All advice from slav grandparents boils down to “guard your health” I think.
In my copy of Benjamin’s Moscow Diary there is a photo of a homeless child from 1926. He or she is huddled on a stoop, sleeping. Regarding begging in that post-revolutionary period WB wrote: “One rarely sees anybody give. Begging has lost its most powerful base, the guilty social conscience that opens purses far wider than pity.” In that year my grandmother (in Minsk) was 4 years old; at age 9 she would lose her father to pneumonia, and then when her mother came down with pneumonia also, she almost lost her mind at the thought that she and her three younger siblings would be orphaned: they’d be put out on the street, she said.

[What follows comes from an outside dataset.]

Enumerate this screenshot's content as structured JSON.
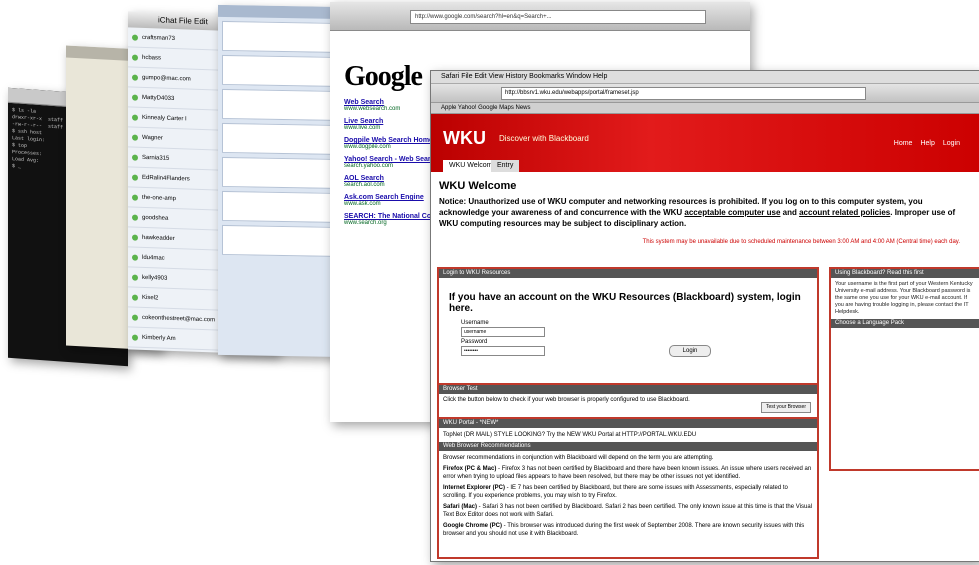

Well, Antonina survived the pneumonia—luckily her children were grown when she was disappeared by the Stalinist police—and the little 9 year old, sent off to earn a living picking potatoes, survived the war and famine of the German refugee camps and bad childbirths and so on, but still lives in a row home in Philadelphia, where she dispenses this advice: “Guard your health.” And then something like “Pray to God.” So every year on Easter I call her up and give her the standard Orthodox greeting in Russian: “Christ has risen.” And she: “Indeed he has risen!”
This is not a “Be Grateful for What You Have” message of the day, but perhaps an “Indestructible Slav Woman” message of the day, if you like. May our poetry be as tough as our barge-heaving ancestors.